The summer of 2016 is not quite over but it’s already seen some substantial volatility. FTSE 100 trading volume in June surrounding the EU referendum blew out to £25.7bn whilst the political turmoil in its wake saw a volume of £20bn in July, substantially higher than a 12-month average of £16.7bn.

As it stands, August looks like a substantial slowdown with a volume projection of about £15bn. A new Prime Minister and action from the Bank of England has calmed nerves and allowed a few much-deserved holidays to the South of France.

2015

The bursting of the Chinese stock market bubble last year sent shares on its main index the Shanghai Composite crashing 30% and it took the delisting of half of the companies to halt the decline.

The shockwave caused a flash crash across global equity indices in August 2015; The FTSE 100 dropped almost 1000 points (15%) in two weeks.

2014

In the summer of 2014 oil prices fell sharply to the lowest in a year when expanded shale oil production in the USA caused the huge supply glut we are still dealing with today. By September, when OPEC decided not to cut its oil output to defend prices, the bottom completely fell out. The price of Brent crude oil went on to fall over 50% from peak to trough in 2014.

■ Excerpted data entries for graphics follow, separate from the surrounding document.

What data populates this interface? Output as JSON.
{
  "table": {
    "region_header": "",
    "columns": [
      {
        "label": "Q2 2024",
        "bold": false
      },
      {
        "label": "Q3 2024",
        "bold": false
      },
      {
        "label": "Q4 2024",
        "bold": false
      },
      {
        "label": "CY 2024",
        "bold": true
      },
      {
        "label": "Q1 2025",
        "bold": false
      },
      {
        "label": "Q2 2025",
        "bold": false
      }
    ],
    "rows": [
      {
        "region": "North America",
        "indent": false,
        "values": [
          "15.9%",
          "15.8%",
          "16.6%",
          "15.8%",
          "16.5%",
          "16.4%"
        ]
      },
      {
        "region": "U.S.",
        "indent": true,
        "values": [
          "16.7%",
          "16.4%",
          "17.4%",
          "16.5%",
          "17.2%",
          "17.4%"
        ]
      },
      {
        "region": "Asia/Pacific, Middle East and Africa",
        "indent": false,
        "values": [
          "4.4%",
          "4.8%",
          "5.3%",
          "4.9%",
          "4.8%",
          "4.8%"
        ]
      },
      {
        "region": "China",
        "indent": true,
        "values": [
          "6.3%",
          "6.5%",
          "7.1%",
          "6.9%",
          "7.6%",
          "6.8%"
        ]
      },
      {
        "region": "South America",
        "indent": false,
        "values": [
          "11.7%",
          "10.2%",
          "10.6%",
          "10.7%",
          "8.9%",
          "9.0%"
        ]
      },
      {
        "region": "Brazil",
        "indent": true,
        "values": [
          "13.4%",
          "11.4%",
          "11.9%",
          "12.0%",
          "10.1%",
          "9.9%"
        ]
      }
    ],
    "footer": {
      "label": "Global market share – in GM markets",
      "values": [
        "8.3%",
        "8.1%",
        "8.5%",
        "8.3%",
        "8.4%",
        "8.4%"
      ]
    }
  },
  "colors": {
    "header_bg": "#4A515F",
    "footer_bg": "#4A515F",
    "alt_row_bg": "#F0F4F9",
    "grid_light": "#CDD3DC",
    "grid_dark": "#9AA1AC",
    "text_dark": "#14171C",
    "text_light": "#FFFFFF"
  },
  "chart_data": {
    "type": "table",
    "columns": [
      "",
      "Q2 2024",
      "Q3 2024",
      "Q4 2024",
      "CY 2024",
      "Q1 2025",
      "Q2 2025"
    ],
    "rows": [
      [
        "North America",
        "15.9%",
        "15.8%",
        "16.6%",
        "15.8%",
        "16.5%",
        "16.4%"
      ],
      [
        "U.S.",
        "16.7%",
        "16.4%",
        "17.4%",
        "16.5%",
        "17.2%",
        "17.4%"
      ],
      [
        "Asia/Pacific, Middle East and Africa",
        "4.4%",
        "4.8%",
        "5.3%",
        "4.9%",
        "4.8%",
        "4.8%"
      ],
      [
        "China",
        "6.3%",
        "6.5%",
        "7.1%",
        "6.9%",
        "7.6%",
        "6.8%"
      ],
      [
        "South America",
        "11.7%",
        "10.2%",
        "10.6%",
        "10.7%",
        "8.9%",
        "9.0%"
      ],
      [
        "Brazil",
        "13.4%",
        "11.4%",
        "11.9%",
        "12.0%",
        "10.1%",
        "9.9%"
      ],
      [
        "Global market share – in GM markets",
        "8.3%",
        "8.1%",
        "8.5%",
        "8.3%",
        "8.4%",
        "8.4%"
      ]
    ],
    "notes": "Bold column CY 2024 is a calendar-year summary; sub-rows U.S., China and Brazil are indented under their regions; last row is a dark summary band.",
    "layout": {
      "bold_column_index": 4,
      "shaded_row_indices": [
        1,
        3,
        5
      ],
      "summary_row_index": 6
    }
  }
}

At the same time there was a massive rally in the US dollar. In August 2014, EUR/USD closed below its 200 week moving average and plummeted 400 pips in three weeks. The pair went on to lose 3000 pips by March 2015.

2011

It was August 2013 when the European debt crises came to a head. In a far cry from the current low interest rate environment, yields on “peripheral” European government bonds skyrocketed. The yield on Portuguese 10-year government bonds reached over 13% whilst in Greece it was almost 30%!

It was a rocky ride for the euro as well. From 1.45 in August, EUR/USD dropped 1300 pips to 1.32 on fears that Greece may be forced out of the Eurozone, causing an eventual break-up of the single currency. In October, EUR/USD rallied back to 1.42 as European banks and investors repatriated their foreign currency back into euros.

Conclusion

For the most part, the reason for trading financial markets is to catch the big moves. The last few summers have had their fair share of big moves.

Fears that the Fed may begin hiking rates, US elections, Chinese currency devaluation, an Italian bank flare up and Brexit are some of the reasons investors could still decide to collectively pull the plug on markets. If the market your trading starts taking out significant price levels, definitely don’t assume the move can’t continue because its summer.